Asadollah Mirza jumped into the conversation. “Wonderful, wonderful, congratulations! She’s a really, really nice girl! And what a fine family! What a beautiful and sensible girl! Apart from the fact that she had a husband, Shir Ali’s wife wasn’t at all fit to join your family. But Ma’mar Bashi’s daughter’s a very nice girl, I’ve seen her a couple of times at my sister’s house . . .”
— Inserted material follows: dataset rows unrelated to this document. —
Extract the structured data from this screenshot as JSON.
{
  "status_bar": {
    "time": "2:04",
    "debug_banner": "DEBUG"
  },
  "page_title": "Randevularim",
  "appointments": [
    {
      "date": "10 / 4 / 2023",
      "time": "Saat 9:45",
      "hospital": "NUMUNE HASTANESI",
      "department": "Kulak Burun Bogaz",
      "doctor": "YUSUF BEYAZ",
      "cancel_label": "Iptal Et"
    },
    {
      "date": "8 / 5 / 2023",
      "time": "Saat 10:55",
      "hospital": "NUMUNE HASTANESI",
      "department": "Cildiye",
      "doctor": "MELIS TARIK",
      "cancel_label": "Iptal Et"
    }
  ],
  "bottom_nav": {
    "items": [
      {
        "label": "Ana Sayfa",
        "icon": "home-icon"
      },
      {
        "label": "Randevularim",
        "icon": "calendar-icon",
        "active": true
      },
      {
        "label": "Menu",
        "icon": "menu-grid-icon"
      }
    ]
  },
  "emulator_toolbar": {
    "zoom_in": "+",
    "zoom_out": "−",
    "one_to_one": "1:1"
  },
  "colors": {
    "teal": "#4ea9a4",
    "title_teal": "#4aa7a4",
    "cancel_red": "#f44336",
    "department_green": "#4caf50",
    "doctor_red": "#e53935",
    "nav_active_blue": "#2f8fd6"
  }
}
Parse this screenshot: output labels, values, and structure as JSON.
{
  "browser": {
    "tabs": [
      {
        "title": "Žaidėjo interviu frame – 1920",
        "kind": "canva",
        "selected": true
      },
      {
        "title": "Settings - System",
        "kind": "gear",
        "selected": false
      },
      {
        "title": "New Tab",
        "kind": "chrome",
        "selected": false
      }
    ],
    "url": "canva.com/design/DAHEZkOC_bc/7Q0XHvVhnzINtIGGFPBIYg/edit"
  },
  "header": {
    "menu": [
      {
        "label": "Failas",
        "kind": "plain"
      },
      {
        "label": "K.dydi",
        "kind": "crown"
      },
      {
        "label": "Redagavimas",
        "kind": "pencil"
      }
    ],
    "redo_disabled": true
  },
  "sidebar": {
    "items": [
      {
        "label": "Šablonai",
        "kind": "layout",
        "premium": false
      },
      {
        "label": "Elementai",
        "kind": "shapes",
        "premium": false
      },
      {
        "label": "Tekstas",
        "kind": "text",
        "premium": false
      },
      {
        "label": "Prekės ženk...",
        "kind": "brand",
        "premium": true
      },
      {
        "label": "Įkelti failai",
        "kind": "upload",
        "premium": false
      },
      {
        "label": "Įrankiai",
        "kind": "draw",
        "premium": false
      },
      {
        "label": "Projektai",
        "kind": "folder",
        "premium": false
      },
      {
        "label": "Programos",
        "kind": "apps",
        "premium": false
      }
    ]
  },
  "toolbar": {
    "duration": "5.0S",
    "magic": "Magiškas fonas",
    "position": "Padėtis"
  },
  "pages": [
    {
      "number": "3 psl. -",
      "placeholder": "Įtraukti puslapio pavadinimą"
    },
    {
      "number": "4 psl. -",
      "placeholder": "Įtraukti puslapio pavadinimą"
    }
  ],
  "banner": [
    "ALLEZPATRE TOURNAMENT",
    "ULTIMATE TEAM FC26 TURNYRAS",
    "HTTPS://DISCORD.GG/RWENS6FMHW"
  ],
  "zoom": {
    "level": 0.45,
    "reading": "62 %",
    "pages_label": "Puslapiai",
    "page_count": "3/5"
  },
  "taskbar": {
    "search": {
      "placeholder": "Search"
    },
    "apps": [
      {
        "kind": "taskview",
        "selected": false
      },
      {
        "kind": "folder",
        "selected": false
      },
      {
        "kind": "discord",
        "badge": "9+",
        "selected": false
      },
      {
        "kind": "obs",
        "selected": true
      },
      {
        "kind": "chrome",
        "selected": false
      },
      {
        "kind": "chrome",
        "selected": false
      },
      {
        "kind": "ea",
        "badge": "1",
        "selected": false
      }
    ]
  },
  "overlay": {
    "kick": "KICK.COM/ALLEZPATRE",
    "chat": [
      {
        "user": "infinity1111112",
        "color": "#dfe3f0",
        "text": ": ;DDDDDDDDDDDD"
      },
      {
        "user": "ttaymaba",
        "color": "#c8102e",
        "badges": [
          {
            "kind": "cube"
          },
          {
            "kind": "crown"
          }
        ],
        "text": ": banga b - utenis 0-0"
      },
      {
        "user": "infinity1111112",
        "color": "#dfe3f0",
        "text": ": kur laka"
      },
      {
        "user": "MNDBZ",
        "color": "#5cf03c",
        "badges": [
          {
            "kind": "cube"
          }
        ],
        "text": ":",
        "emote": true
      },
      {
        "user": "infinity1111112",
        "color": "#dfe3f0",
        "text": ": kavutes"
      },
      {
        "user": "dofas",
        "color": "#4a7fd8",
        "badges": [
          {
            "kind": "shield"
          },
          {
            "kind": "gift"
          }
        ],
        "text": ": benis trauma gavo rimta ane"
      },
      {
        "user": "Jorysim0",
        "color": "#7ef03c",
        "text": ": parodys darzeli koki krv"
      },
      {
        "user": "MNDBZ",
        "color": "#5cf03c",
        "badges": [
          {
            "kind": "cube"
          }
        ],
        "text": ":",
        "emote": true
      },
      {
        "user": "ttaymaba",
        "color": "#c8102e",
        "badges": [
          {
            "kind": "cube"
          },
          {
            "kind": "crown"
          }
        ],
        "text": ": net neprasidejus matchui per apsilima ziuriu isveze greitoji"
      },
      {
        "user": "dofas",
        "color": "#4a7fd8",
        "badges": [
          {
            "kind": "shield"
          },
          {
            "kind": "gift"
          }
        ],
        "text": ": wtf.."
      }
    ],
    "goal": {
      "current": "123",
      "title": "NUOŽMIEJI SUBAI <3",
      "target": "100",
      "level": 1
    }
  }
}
Dear Uncle was ready to leave. “Well, farewell to you all, I’m on my way.”
And he started kissing everyone present. At this moment Mash Qasem ran back into the garden from the street. He took Dear Uncle aside and whispered something to him in his ear. The color drained perceptibly from Dear Uncle’s face, but a moment later he puffed out his chest and in a rather loud voice said, “So what if he’s there?”
I guessed that Mash Qasem had told Dear Uncle that the Indian gentleman was out by the car. As he was going toward the garden door Dear Uncle told the children in a loud voice that he would bring them back a present of sohan, the local candy made in Qom, and to the adults he said that he would pray for them at the shrine.